Terremoto nel Golfo di Napoli di magnitudo 5.9: scossa profonda a oltre 400 km

Un terremoto di magnitudo ML 5.9 è stato registrato poco dopo la mezzanotte del 10 marzo al largo delle coste campane. L’evento, avvenuto a circa 414 km di profondità, è stato in gran parte impercettibile nell’area di Napoli.

Un terremoto di magnitudo ML 5.9 è stato registrato nella notte tra il 9 e il 10 marzo al largo del Golfo di Napoli, tra la costa campana e Capri. La scossa è avvenuta alle 00:03 italiane, come comunicato dall’Istituto Nazionale di Geofisica e Vulcanologia (Ingv).

Il sisma si è verificato a una profondità di circa 414 chilometri, un valore molto elevato rispetto alla maggior parte dei terremoti che interessano l’Italia, generalmente localizzati nella crosta superiore.

Scossa quasi impercettibile nell’area di Napoli

Proprio la grande profondità dell’evento ha fatto sì che il terremoto risultasse sostanzialmente impercettibile nella zona di Napoli. Sui social network, dove l’hashtag #terremoto è comparso nelle ore successive alla scossa, non sono arrivate segnalazioni significative dall’area campana.

Al contrario, alcuni utenti hanno riferito di aver avvertito il sisma in Lombardia, in particolare nelle zone di Milano, Como e Bergamo.

Un terremoto raro per l’area campana

Secondo quanto spiegato dall’Ingv, si tratta di un evento sismico profondo, fenomeno relativamente raro in questa area geografica.

Il terremoto è collegato a un processo geologico tipico del Tirreno meridionale, dove nel mantello terrestre è presente uno “slab” di litosfera oceanica che da milioni di anni sta sprofondando sotto il Mar Tirreno.

Questo fenomeno è accompagnato da una sismicità frequente lungo le coste calabresi e siciliane, mentre risulta meno comune al largo della costa campana.

I precedenti registrati negli ultimi decenni

Negli ultimi quarant’anni sono stati registrati alcuni eventi simili nella stessa area:

  • 28 ottobre 2016 – magnitudo ML 5.8, profondità 481 km

  • 29 ottobre 2006 – magnitudo Mw 5.8, profondità 221 km

  • 3 novembre 2010 – magnitudo ML 5.4, profondità 506 km

  • 26-27 ottobre 2023 – magnitudo ML 4.2, terremoto profondo al largo della Penisola Sorrentina

Il terremoto profondo più forte documentato nell’area è quello del 27 dicembre 1978, di magnitudo Mw 5.9, registrato a 392 km di profondità al largo di Gaeta.

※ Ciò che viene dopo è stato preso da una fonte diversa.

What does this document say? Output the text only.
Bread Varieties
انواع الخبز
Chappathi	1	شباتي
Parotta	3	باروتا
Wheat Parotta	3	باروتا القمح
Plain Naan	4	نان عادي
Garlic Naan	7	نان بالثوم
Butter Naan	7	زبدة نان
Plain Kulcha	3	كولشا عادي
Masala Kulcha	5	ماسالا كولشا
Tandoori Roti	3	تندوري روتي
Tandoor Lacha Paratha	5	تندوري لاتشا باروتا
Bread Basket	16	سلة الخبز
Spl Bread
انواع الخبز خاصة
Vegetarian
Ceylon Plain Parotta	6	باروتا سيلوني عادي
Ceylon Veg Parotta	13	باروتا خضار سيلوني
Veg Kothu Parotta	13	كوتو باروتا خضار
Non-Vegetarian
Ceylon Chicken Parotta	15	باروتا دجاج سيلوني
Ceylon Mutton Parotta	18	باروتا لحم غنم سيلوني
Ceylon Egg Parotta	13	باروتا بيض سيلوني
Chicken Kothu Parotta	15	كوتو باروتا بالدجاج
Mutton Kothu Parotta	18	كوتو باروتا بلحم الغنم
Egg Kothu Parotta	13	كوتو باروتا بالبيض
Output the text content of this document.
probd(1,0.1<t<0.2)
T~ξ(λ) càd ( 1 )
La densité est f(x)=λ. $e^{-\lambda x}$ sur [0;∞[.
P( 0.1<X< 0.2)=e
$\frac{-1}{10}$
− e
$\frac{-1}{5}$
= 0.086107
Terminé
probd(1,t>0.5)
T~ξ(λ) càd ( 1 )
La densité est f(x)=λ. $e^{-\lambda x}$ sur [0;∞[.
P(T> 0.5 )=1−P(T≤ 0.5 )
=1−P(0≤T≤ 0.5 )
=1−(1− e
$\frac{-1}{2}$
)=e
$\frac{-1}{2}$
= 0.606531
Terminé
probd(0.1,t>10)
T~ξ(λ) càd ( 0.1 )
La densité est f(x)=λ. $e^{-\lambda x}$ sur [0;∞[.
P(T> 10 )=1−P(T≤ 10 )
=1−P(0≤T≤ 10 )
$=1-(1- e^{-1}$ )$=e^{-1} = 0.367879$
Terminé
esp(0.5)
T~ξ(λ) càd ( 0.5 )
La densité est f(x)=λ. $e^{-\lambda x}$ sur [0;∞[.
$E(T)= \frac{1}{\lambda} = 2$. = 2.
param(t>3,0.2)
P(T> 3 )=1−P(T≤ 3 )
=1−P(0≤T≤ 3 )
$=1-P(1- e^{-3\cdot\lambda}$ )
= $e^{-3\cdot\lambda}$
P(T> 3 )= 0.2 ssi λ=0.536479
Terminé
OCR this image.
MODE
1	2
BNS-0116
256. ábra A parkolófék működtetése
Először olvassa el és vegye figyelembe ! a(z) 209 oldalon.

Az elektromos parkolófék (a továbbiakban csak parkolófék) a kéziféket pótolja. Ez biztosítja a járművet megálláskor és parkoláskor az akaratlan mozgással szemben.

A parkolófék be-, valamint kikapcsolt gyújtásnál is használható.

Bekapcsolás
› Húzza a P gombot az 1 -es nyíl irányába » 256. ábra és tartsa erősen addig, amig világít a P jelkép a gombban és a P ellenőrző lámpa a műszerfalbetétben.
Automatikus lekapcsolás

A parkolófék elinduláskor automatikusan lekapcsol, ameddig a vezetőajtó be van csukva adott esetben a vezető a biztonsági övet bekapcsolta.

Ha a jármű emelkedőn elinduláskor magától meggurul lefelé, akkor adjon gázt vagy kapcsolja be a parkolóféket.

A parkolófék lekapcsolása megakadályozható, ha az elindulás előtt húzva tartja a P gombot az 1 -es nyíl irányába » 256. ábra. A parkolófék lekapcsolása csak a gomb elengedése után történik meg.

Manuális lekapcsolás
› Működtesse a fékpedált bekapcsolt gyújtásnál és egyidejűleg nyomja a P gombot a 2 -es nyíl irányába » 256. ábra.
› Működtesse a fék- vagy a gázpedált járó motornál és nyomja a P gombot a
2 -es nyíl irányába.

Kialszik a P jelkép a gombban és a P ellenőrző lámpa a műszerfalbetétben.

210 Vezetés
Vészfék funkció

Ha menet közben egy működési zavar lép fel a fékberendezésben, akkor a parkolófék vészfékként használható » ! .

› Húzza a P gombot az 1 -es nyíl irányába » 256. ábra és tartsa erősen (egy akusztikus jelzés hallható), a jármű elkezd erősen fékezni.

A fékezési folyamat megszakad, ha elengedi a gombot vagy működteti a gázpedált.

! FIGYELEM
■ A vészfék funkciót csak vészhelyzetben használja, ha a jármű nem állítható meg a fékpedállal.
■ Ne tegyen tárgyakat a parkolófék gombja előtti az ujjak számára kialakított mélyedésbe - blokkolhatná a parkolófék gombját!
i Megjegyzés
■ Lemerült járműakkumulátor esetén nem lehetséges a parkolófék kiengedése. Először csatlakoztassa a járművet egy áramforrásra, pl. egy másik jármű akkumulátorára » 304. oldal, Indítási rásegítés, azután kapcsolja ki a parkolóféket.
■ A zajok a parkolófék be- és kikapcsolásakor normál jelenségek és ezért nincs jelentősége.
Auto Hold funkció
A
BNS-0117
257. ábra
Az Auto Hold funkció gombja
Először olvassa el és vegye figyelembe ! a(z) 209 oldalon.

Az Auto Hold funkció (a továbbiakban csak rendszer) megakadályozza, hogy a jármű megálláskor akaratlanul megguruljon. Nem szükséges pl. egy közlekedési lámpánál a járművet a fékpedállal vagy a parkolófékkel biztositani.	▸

Un fenomeno che riduce gli effetti in superficie

Secondo gli esperti, la grande profondità di questi eventi provoca una forte attenuazione delle onde sismiche, riducendo l’impatto sul territorio.

Nel catalogo storico esiste anche un terremoto molto potente avvenuto nel 1938, con una magnitudo stimata tra 6.8 e 7.1, uno dei più forti registrati in quest’area. Anche in quel caso la profondità contribuì a limitarne gli effetti in superficie.

Segnalazioni da diverse zone d’Italia

Dalla mappa preliminare dei risentimenti macrosismici dell’Ingv, aggiornata alle 01:23 italiane, e basata su circa 130 questionari inviati attraverso il sito “Hai sentito il terremoto?”, emergono segnalazioni con intensità tra il III e il IV grado della scala MCS.